At the time I was updating and managing a What’s Up Gold installation for a small Managed Services company who leased SonicWall VPNs to small business and created VPN links for key office personnel. Part of the package was notification and escalation if select services were unavailable. I also covered part of the overnight monitoring time frame to give the engineers a break after work before they might be on call.
We were monitoring the status of VPN endpoints out of band to catch ISP failures, A simple Is_available check. The host endpoints on commercial ISP accounts were pinged every 5 minutes. The endpoints located at residential locations were pinged every 15. During the down state they would be pinged once a minute to look for up status. Most of the endpoints were served by a popular cable ISP. Between hosts and services there were probably 300 services being checked.
It came down that management felt that we were not monitoring the residential endpoints enough and to change interval to 5 minutes as a service to our customers. I pushed back that residential customers were not given a SLA by the ISP, and all we could do was contact the ISP and report it down. From my own experience with the ISP’s residential service they would go down randomly for short periods and then claim when support was called that there was no outage (sound familiar?) even when the cable light was out on my end. I eventually was fed up and switched to DSL.
I was told to do it anyway and I asked for and received the requesting managers SMS to be included in the alerts (company provided cellphone). So that they could see as well how often small outages happened at that ISP which they were completely unaware of.

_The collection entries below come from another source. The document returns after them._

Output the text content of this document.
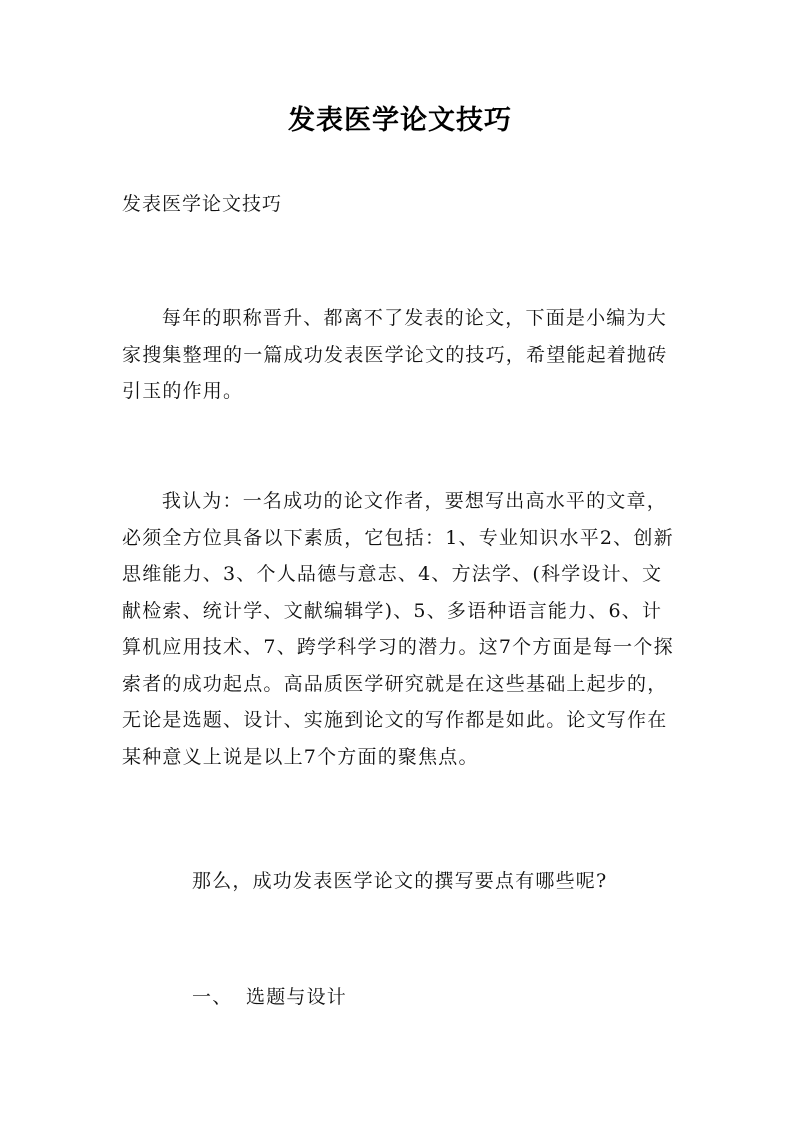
发表医学论文技巧
发表医学论文技巧

每年的职称晋升、都离不了发表的论文，下面是小编为大家搜集整理的一篇成功发表医学论文的技巧，希望能起着抛砖引玉的作用。

我认为：一名成功的论文作者，要想写出高水平的文章，必须全方位具备以下素质，它包括：1、专业知识水平2、创新思维能力、3、个人品德与意志、4、方法学、(科学设计、文献检索、统计学、文献编辑学)、5、多语种语言能力、6、计算机应用技术、7、跨学科学习的潜力。这7个方面是每一个探索者的成功起点。高品质医学研究就是在这些基础上起步的，无论是选题、设计、实施到论文的写作都是如此。论文写作在某种意义上说是以上7个方面的聚焦点。

那么，成功发表医学论文的撰写要点有哪些呢?
一、 选题与设计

Jump to 1:05 am the following morning. 50 of the endpoints reported down for 5 minutes, a minute later they all reported up(eg 5-6 minute recorded outage), and 15 minutes later reported as still up. 150 SMS messages crashed the phones of myself and the manager. We could not delete messages fast enough. At 1:30 am it happened with different endpoints, and at 2:00 am a third time. This was in 2005, I don’t know if modern cellphones can take this kind of abuse. Later that morning I received a call to set it back to 15 minutes and, remove the manager from that alert group.
What was the cause? An un-communicated maintenance window by the ISP. I guess they figured that no one would be awake then. The routers serving each group of endpoints were being rebooted. The ISP claimed it was for routing tables. They needed to upgrade hardware if routing table updates required a 5 minute reboot. That ISP still doesn’t report maintenance windows to customers. The claim I heard was they could not tell when work on their network would affect certain customers. My counter was that they should communicate when maintenance windows would be happening so users could plan for the potential for downtime and there wold be no issues. That received no response so I avoid recommending them whenever possible. Of course if you don’t know when work on your network would affect customers you have other issues or too many levels of management.
I later figured out which routers were serving each group of endpoints and put in a rule to check if the router status if any of the affected endpoints reports down and alert accordingly.